En in het omgekeerde geval?

Is dat ook zo in het andere geval, als de overheid bebouwbare grond herbestemt naar open ruimte? Neen, integendeel: dat kost de schatkist handenvol geld. In theorie kunnen lokale besturen de middelen uit de planbatenheffing gebruiken om planschadevergoedingen te betalen. De achterliggende gedachte is dan ook om slecht gelegen bouwgronden te schrappen en gunstiger gelegen gronden in de kern bebouwbaar te maken. 
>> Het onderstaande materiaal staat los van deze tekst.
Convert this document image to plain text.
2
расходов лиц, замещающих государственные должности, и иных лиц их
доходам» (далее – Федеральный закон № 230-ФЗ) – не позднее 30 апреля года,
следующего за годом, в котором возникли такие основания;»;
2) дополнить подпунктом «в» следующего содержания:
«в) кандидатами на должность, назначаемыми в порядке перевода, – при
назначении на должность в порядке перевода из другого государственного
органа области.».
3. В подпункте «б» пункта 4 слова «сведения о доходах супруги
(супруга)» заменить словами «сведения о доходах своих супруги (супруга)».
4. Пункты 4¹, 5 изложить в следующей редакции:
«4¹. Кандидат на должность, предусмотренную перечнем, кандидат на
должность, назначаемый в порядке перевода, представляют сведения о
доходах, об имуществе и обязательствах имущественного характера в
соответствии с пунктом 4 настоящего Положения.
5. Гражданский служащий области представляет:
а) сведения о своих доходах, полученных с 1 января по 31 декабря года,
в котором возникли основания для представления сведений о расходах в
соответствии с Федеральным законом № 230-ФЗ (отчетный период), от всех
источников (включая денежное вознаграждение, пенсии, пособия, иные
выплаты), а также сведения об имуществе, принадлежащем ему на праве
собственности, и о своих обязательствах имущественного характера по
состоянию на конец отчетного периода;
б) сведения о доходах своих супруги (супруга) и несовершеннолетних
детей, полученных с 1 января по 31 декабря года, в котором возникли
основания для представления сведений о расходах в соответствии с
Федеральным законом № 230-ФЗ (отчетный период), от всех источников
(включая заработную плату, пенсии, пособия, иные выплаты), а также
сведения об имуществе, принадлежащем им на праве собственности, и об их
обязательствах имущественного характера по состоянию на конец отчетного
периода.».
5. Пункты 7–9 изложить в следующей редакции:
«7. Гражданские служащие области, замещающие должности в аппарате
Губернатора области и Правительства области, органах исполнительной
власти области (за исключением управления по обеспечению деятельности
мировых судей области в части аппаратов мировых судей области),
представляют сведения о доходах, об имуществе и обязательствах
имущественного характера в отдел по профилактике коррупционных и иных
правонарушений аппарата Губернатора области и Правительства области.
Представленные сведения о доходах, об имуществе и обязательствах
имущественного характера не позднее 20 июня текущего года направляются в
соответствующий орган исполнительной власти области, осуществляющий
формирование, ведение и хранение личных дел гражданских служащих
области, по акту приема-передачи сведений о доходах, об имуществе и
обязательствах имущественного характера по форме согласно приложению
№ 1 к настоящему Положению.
Maar gezien beide procedures zo verschillend zijn, is dit in de praktijk moeilijk te verwezenlijken. Een deel van de planbaten komen wel terug naar de gemeenten en provincies, maar moeten niet ingezet worden om planschadevergoedingen mee te betalen. Op deze manier zijn lokale besturen dus niet geneigd om slecht gelegen bouwgronden te schrappen en de bijhorende planschade te betalen.

Verklaringen

Hoe is dit uit te leggen? In de eerste plaats zijn de gehanteerde prijzen om de vermoede meerwaarde te berekenen gedateerd. Hoewel ze wettelijk gezien in 2014 al aangepast moesten worden, is dit nog niet gebeurd. Momenteel laat de wetgeving dus toe dat projectontwikkelaars gronden die nog geen harde bestemming hebben, aan spotprijzen opkopen. De planbaten die de overheid er vervolgens op heft, zijn veel te laag, omdat de vermoede meerwaarde wordt berekend aan de hand van verouderde tarieven. Een actualisatie dringt zich dan ook op.

Bovendien kan de overheid de planbatenheffing pas opeisen als de meerwaarde effectief gerealiseerd wordt, bijvoorbeeld als de eigenaar de grond verkoopt of een bouwvergunning krijgt. Dit ‘startfeit’ kan jaren op zich laten wachten.  Het uitblijven van dit startfeit of het niet registreren ervan zijn mogelijke verklaringen voor het verschil tussen het bedrag dat de fiscus voorzag en wat hij effectief inde.

Oplossingen

Hoe kunnen we deze situatie rechttrekken? Om te beginnen moeten de gegevens over zowel de verkoop van een perceel als het afleveren van een bouw- of verkavelingsvergunning vlot en transparant beschikbaar zijn voor de Vlaamse Belastingdienst, zodat die alle informatie heeft om het correcte bedrag te innen. 

Daarnaast stelt Bond Beter Leefmilieu een ander gebruik van het planbatenfonds voor. Momenteel fungeert dit fonds immers als een doorgeefluik: geïnde planbaten worden doorgestort naar het Grondfonds, het Rubiconfonds, de gemeenten en provincies. In de toekomst zouden de middelen echter in het fonds moeten blijven en slechts aangewend mogen worden wanneer de overheid daadwerkelijk planschadevergoedingen moet betalen. Op deze manier hoeft de overheid niet te wachten totdat ze planbatenheffingen effectief kan opeisen en heeft ze dus middelen  om slecht gelegen gronden te schrappen en open ruimte te vrijwaren.